В 1980-е годы про такие очки говорили «как у Леннона». В наши дни говорят «как у Гарри Поттера».
Совсем другая эпоха.
9
Однажды, примерно в середине 1970-х годов, выйдя из метро «Кропоткинская», я увидел перед собой какой-то монумент. Понятно, что это был памятник. А кому памятник, было непонятно, потому что он был замотан в белый саван.
«Кому же это памятник-то тут поставили? — гадал я. — Неужели Кропоткину? Если так, то хоть увижу, как он выглядел. А то ведь никогда и не видел».
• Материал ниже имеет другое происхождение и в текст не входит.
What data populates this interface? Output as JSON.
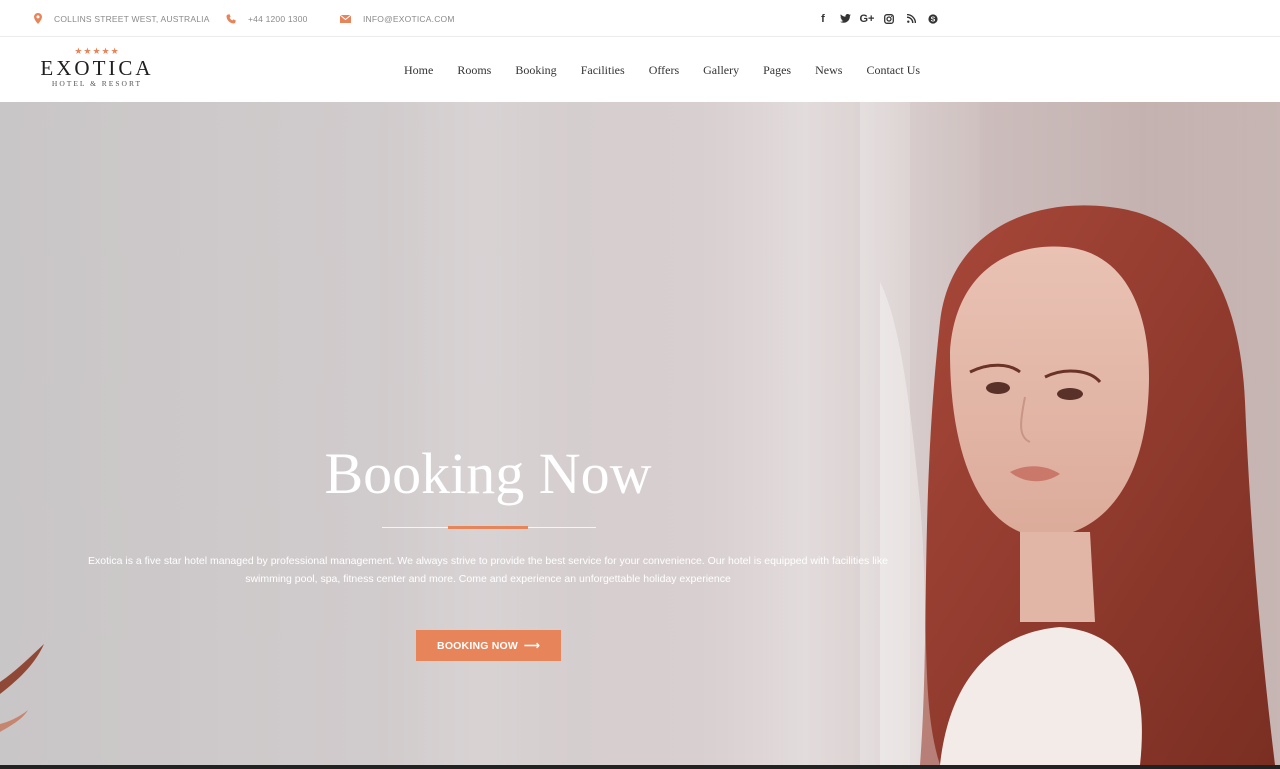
{
  "topbar": {
    "address": "COLLINS STREET WEST, AUSTRALIA",
    "phone": "+44 1200 1300",
    "email": "INFO@EXOTICA.COM",
    "social": [
      {
        "name": "facebook-icon",
        "glyph": "f"
      },
      {
        "name": "twitter-icon",
        "glyph": "t"
      },
      {
        "name": "google-plus-icon",
        "glyph": "G+"
      },
      {
        "name": "instagram-icon",
        "glyph": "◎"
      },
      {
        "name": "rss-icon",
        "glyph": "◔"
      },
      {
        "name": "skype-icon",
        "glyph": "s"
      }
    ]
  },
  "logo": {
    "stars": "★★★★★",
    "name": "EXOTICA",
    "sub": "HOTEL & RESORT"
  },
  "nav": {
    "items": [
      "Home",
      "Rooms",
      "Booking",
      "Facilities",
      "Offers",
      "Gallery",
      "Pages",
      "News",
      "Contact Us"
    ]
  },
  "hero": {
    "title": "Booking Now",
    "description": "Exotica is a five star hotel managed by professional management. We always strive to provide the best service for your convenience. Our hotel is equipped with facilities like swimming pool, spa, fitness center and more. Come and experience an unforgettable holiday experience",
    "button_label": "BOOKING NOW",
    "button_arrow": "⟶"
  },
  "colors": {
    "accent": "#e8845a",
    "text_dark": "#333333",
    "white": "#ffffff"
  }
}
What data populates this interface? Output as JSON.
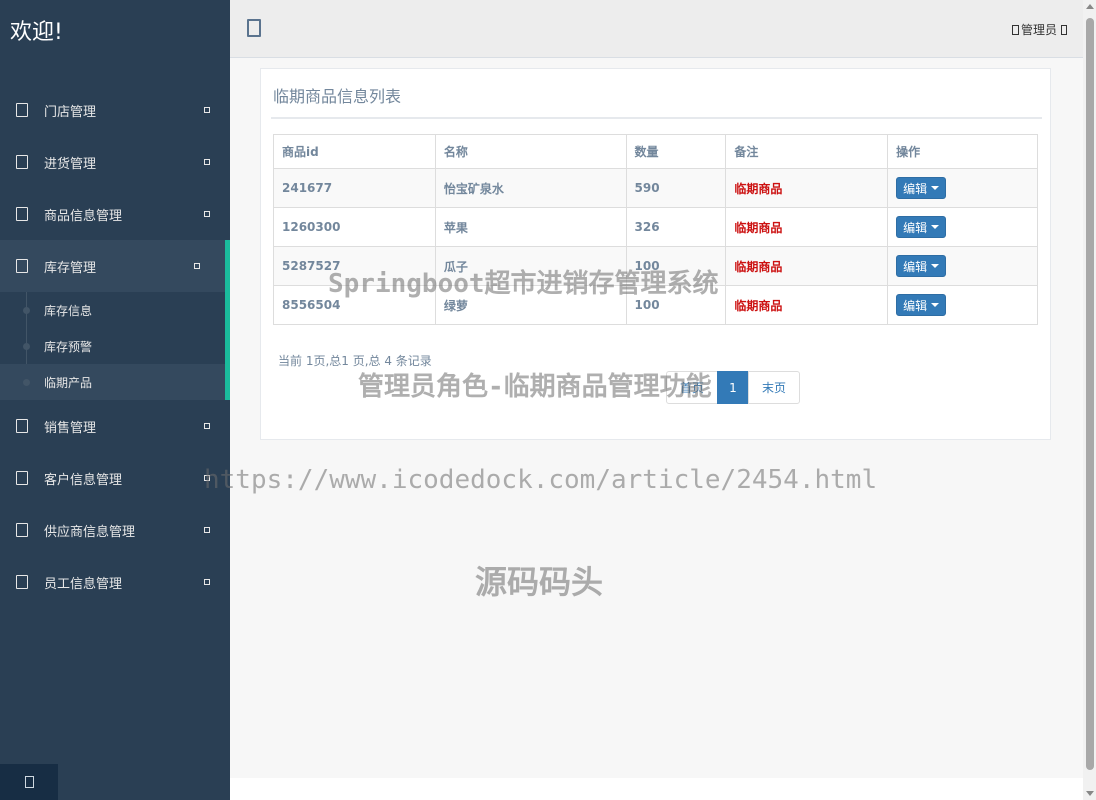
{
  "brand": "欢迎!",
  "sidebar": {
    "items": [
      {
        "label": "门店管理"
      },
      {
        "label": "进货管理"
      },
      {
        "label": "商品信息管理"
      },
      {
        "label": "库存管理"
      },
      {
        "label": "销售管理"
      },
      {
        "label": "客户信息管理"
      },
      {
        "label": "供应商信息管理"
      },
      {
        "label": "员工信息管理"
      }
    ],
    "submenu": [
      {
        "label": "库存信息"
      },
      {
        "label": "库存预警"
      },
      {
        "label": "临期产品"
      }
    ]
  },
  "topnav": {
    "user": "管理员"
  },
  "panel": {
    "title": "临期商品信息列表",
    "columns": [
      "商品id",
      "名称",
      "数量",
      "备注",
      "操作"
    ],
    "rows": [
      {
        "id": "241677",
        "name": "怡宝矿泉水",
        "qty": "590",
        "note": "临期商品",
        "action": "编辑"
      },
      {
        "id": "1260300",
        "name": "苹果",
        "qty": "326",
        "note": "临期商品",
        "action": "编辑"
      },
      {
        "id": "5287527",
        "name": "瓜子",
        "qty": "100",
        "note": "临期商品",
        "action": "编辑"
      },
      {
        "id": "8556504",
        "name": "绿萝",
        "qty": "100",
        "note": "临期商品",
        "action": "编辑"
      }
    ],
    "page_info": "当前 1页,总1 页,总 4 条记录",
    "pagination": {
      "first": "首页",
      "current": "1",
      "last": "末页"
    }
  },
  "watermarks": {
    "w1": "Springboot超市进销存管理系统",
    "w2": "管理员角色-临期商品管理功能",
    "w3": "https://www.icodedock.com/article/2454.html",
    "w4": "源码码头"
  },
  "colors": {
    "sidebar": "#2a3f54",
    "accent": "#1abb9c",
    "primary": "#337ab7",
    "danger": "#cc1111"
  }
}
Через несколько дней памятник открыли. Нет, там оказался никакой не Кропоткин. Обычный Энгельс, ерунда.
Он и теперь там стоит.
10
Писатели ни на какую тему так не любят пошутить, как именно на эту. «С „нобелевки“ я куплю тебе эту норковую шубу», — говорит писатель своей жене и ненатурально хихикает. Жена почему-то не смеется. И не только потому, что эту шутку она уже слышала, хотя и поэтому тоже.
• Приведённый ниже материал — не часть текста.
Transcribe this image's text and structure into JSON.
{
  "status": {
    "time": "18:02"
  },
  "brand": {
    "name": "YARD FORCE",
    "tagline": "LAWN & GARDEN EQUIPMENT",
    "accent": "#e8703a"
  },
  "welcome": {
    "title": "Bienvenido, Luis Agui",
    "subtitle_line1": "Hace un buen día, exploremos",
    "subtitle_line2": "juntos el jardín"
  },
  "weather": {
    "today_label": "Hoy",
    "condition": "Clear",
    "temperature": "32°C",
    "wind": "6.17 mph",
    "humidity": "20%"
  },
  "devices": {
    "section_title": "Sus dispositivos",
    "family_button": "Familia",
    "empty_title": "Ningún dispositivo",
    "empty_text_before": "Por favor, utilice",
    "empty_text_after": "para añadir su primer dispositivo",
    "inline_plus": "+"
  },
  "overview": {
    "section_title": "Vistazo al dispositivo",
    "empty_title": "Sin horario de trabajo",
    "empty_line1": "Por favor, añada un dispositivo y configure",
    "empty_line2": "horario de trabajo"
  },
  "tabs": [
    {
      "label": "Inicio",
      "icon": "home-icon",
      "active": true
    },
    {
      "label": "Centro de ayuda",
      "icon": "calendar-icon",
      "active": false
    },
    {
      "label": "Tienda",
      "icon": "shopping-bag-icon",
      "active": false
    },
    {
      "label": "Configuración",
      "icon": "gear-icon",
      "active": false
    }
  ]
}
В день объявления Главной Премии Всех Времен и Народов писатель бывает несколько напряжен, рассеян и смутно обеспокоен. Движения его суетливы. Ему плохо работается в этот день. Нет, он не ждет, что премию нынче получит именно он, еще чего не хватало. То есть не то чтобы совсем не ждет. «Да нет, вряд ли», — тоскливо думает он и в большинстве случаев оказывается прав. Но его, в общем-то, волнует другое. «Кто в этот раз? — мучительно гадает он и заранее расстраивается. — Неужели это ничтожество?»
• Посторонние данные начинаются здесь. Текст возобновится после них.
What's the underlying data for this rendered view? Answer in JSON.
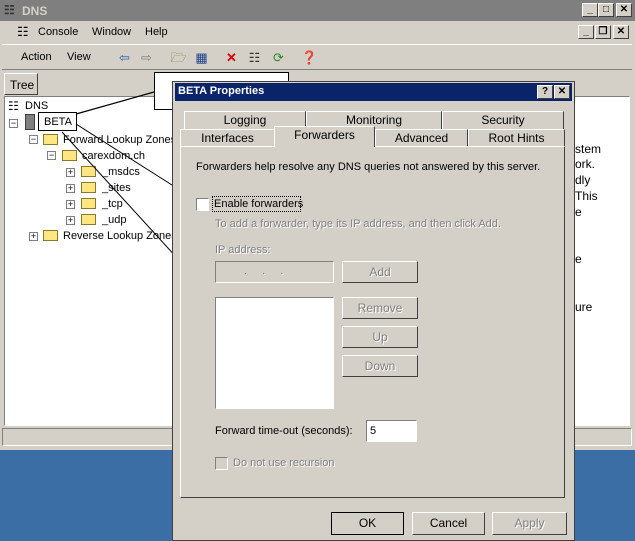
{
  "window": {
    "title": "DNS"
  },
  "menu": {
    "console": "Console",
    "window": "Window",
    "help": "Help"
  },
  "toolbar": {
    "action": "Action",
    "view": "View"
  },
  "tree": {
    "tab_label": "Tree",
    "root": "DNS",
    "server": "BETA",
    "forward_zones": "Forward Lookup Zones",
    "zone": "carexdom.ch",
    "children": [
      "_msdcs",
      "_sites",
      "_tcp",
      "_udp"
    ],
    "reverse_zones": "Reverse Lookup Zones"
  },
  "right_pane_fragments": [
    "stem",
    "ork.",
    "dly",
    "This",
    "e",
    "e",
    "ure"
  ],
  "dialog": {
    "title": "BETA Properties",
    "help_btn": "?",
    "close_btn": "✕",
    "tabs_row1": [
      "Logging",
      "Monitoring",
      "Security"
    ],
    "tabs_row2": [
      "Interfaces",
      "Forwarders",
      "Advanced",
      "Root Hints"
    ],
    "selected_tab": "Forwarders",
    "description": "Forwarders help resolve any DNS queries not answered by this server.",
    "enable_forwarders": "Enable forwarders",
    "enable_forwarders_checked": false,
    "instruction": "To add a forwarder, type its IP address, and then click Add.",
    "ip_label": "IP address:",
    "ip_placeholder": ".    .    .",
    "add_btn": "Add",
    "remove_btn": "Remove",
    "up_btn": "Up",
    "down_btn": "Down",
    "timeout_label": "Forward time-out (seconds):",
    "timeout_value": "5",
    "no_recursion": "Do not use recursion",
    "ok_btn": "OK",
    "cancel_btn": "Cancel",
    "apply_btn": "Apply"
  },
  "colors": {
    "desktop": "#3a6ea5",
    "face": "#d4d0c8",
    "active_title": "#0a246a",
    "inactive_title": "#7f7f7f"
  }
}
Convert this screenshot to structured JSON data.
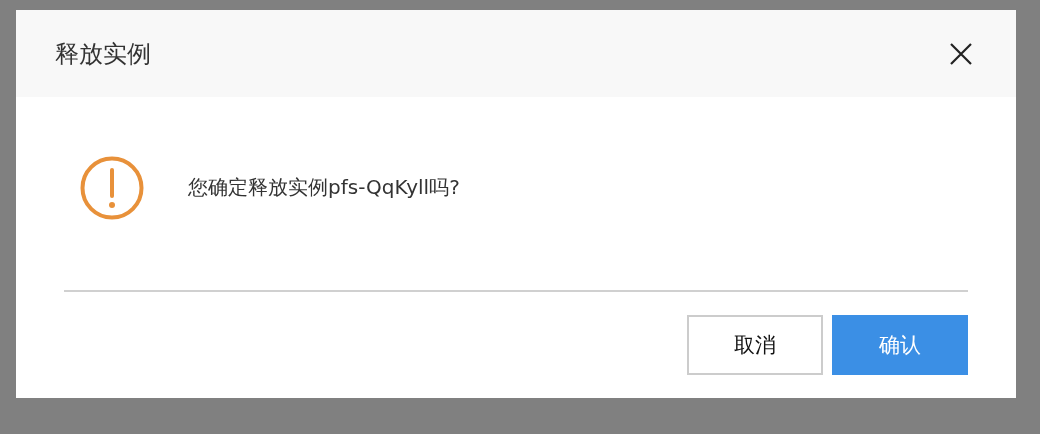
{
  "dialog": {
    "title": "释放实例",
    "message": "您确定释放实例pfs-QqKyll吗?",
    "buttons": [
      {
        "label": "取消",
        "kind": "secondary"
      },
      {
        "label": "确认",
        "kind": "primary"
      }
    ]
  }
}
Каждый писатель, обойденный Нобелевской премией (а таких, между прочим, большинство), имеет запасный выход, самочинно встраивая свое имя в ряд прочих гениев, так и не доживших до торжественного рукопожатия со шведским конституционным монархом. «Набоков, между прочим, тоже. И не только он», — говорит писатель и слегка успокаивается до следующего года.
11
Ничто, пожалуй, так не завораживало в детстве, как зрелище пожара. А их в моем детстве, проведенном среди деревянных строений, было достаточно.
Но даже пожары не смогли по силе эмоционального и эстетического воздействия сравниться с похоронами. Заслышав издалека звуки духового оркестра, я мчался на них, не чуя, как говорится, ног. Мрачная тайна властно тянула к себе.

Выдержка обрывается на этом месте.